CCC 'Standard Backups' do not include the operating system

By default, CCC does not attempt to make backups of the startup disk (Big Sur+) bootable. When you configure a backup of your startup disk, CCC will back up the contents of the Data volume. That's all of your data, all of your applications, and all of your system settings – everything about your Mac that is customized. You don't have to be able to boot your Mac from the CCC backup to restore data from it. You can restore individual files and folders using Finder or CCC while booted from your production volume. If you ever need to restore everything from a non-bootable backup, you can install macOS via Recovery mode (e.g. onto a replacement disk), then migrate data from the backup via Migration Assistant. CCC backups are compatible with Migration Assistant, and we support that configuration.

Making a copy of the startup disk with the Legacy Bootable Copy Assistant

If you would like to configure CCC to create a bootable copy of your Mac's startup disk, you can use the Legacy Bootable Copy Assistant. After selecting your source and destination volumes, click on the Destination selector and choose Legacy Bootable Copy Assistant...

Click on the destination selector to access the Legacy Bootable Backup Assistant

Catalina users: The Legacy Bootable Copy Assistant is not applicable. On Catalina, CCC will use its own file copier to make a backup of both the System and Data volumes.

On Big Sur (and later OSes), CCC will use Apple's APFS replicator (named "ASR") to create a copy of the system. The Legacy Bootable Copy Assistant will offer some choices for how to proceed with the task depending on how the selected destination is configured. We recommend that you dedicate a volume to this procedure, because the volume will be erased when making the copy of your startup disk.

Erase the destination

When you select this option, CCC will configure the task to use Apple's APFS replicator to copy the selected source to the selected destination. When you start the task, the destination will be immediately erased. SafetyNet is not applicable in this configuration, so be sure that you have selected an empty volume, or a volume that has data that may be deleted (e.g. an old backup).

Standard Backup

This option is the default behavior when not using the Legacy Bootable Copy Assistant.

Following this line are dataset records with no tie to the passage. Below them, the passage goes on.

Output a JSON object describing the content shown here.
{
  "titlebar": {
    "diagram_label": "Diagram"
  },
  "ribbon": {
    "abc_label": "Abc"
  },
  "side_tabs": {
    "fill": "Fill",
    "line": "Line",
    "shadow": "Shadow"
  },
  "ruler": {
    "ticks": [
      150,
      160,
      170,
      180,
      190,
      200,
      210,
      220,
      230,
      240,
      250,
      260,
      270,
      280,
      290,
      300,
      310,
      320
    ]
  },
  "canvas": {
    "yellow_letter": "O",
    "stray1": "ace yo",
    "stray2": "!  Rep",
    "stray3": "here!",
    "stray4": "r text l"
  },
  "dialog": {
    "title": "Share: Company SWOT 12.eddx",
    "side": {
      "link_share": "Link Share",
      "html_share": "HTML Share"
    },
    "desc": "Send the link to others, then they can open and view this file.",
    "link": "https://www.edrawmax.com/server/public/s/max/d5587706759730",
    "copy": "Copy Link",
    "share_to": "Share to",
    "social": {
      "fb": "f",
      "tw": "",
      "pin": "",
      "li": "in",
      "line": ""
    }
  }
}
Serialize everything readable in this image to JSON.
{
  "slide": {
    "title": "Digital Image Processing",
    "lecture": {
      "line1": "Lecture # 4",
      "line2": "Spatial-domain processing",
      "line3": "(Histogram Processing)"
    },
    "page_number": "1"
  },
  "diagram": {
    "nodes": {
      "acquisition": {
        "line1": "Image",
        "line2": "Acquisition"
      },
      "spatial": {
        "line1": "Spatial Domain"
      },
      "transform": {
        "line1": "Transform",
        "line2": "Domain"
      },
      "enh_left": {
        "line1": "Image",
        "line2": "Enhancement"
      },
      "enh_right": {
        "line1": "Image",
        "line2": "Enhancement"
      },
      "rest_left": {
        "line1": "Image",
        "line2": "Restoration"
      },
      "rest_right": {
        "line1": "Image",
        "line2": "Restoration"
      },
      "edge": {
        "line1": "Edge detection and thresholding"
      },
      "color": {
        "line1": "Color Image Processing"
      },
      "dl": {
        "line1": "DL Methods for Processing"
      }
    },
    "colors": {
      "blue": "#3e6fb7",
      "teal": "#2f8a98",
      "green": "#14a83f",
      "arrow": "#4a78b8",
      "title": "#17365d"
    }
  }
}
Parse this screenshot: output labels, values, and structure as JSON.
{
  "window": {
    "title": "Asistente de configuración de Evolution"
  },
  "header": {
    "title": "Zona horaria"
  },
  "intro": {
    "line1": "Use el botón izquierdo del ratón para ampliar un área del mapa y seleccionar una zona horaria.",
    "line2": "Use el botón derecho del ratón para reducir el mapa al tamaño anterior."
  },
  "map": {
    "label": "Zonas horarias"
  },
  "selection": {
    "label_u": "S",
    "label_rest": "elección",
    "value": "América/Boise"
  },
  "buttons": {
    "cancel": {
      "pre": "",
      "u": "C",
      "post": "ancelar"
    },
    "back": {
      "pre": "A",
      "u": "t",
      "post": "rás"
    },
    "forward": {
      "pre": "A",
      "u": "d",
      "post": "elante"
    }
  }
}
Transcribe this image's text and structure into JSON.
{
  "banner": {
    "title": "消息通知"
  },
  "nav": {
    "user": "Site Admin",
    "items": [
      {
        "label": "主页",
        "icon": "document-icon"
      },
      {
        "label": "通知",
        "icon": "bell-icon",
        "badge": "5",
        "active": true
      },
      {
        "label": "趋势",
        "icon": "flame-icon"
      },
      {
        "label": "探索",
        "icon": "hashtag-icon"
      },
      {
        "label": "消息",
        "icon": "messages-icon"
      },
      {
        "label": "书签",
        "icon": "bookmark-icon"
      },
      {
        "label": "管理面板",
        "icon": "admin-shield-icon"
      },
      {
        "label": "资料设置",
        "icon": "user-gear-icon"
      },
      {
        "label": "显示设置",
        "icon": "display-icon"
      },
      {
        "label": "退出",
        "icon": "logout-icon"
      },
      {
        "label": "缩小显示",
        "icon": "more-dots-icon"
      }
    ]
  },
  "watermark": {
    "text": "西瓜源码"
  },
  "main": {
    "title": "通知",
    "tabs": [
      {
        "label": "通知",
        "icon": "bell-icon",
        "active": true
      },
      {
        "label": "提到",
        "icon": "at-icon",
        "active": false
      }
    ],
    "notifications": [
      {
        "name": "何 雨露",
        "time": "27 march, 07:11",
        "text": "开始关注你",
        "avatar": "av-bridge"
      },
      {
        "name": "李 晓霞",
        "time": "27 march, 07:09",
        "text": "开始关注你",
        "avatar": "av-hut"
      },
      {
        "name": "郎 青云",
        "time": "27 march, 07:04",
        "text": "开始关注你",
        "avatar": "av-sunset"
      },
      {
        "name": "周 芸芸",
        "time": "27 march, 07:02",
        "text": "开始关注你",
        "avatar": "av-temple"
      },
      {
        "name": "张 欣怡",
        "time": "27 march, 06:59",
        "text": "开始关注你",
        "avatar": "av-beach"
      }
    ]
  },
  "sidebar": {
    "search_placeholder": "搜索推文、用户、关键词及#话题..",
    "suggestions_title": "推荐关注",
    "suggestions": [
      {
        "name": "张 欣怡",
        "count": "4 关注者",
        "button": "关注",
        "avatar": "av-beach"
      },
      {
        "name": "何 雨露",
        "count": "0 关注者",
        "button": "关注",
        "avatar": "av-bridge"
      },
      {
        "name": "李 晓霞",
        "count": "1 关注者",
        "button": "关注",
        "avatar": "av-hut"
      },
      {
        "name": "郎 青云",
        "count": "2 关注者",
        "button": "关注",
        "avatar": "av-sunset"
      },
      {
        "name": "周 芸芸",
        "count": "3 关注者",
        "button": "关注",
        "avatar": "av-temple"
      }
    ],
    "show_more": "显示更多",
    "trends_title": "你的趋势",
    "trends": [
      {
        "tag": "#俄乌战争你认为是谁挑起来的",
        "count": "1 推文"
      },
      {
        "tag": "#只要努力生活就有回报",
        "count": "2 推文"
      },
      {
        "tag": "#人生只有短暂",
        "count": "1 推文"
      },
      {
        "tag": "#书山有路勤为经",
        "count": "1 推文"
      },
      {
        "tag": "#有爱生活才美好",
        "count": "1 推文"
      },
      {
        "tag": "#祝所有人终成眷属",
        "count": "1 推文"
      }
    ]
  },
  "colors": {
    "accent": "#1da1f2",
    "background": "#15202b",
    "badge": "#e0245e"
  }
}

CCC presents this only as a reminder that non-bootable options are available, and sometimes more palatable, e.g. if you do not want to erase your current backup volume.

Things you should know before relying on an external macOS boot device

This procedure relies on Apple's proprietary APFS replication utility, which is outside of our developmental control. We welcome feedback on this functionality, but we cannot offer in-depth troubleshooting assistance for problems that Apple's replication utility encounters.

  • Whether the destination is bootable depends on the compatibility of your Mac, macOS, and the destination device. We cannot offer any troubleshooting assistance for the bootability of the destination device beyond the suggestions offered in our External Boot Troubleshooting kbase article.
  • The destination may not remain bootable if you proceed to perform regular backups to the destination. This procedure is not intended to be used for regular backups.
  • Big Sur: Apple's replication utility may cause a kernel panic while cloning to the internal storage on Apple Silicon Macs, which could prevent you from restoring your Mac's system from the backup. (Note: Apple has resolved this problem for macOS Monterey, but the problem persists on Big Sur)
  • Apple Silicon Macs running macOS Ventura (or later): Apple's replication utility may fail to produce a bootable USB device. Results with Thunderbolt devices are more consistent. If you only have a USB device, we recommend making a Standard Backup to that device, then install macOS onto the backup (in that order specifically).
  • Apple Silicon Macs will not boot at all if the internal storage fails. An external bootable device will not serve as a rescue disk for that scenario.

For the reasons noted above, we do not recommend that you attempt to make your backups bootable; we recommend that you proceed with a "Standard Backup" instead. You can restore all of your documents, compatible applications, and settings from a standard CCC backup without the extra effort involved in establishing and maintaining a bootable device.

Frequently Asked Questions

When the task started running, the destination was renamed to the same as the source. And what's this "ASRDataVolume" volume?

Highly perceptive people may notice that the name of the destination volume changes as Apple's volume replicator goes to work. An additional volume may appear in CCC's sidebar as well. This is normal. These volumes will be aggregated into a "volume group" and presented as a single volume, and CCC will rename the destination to its original name when the replication is complete.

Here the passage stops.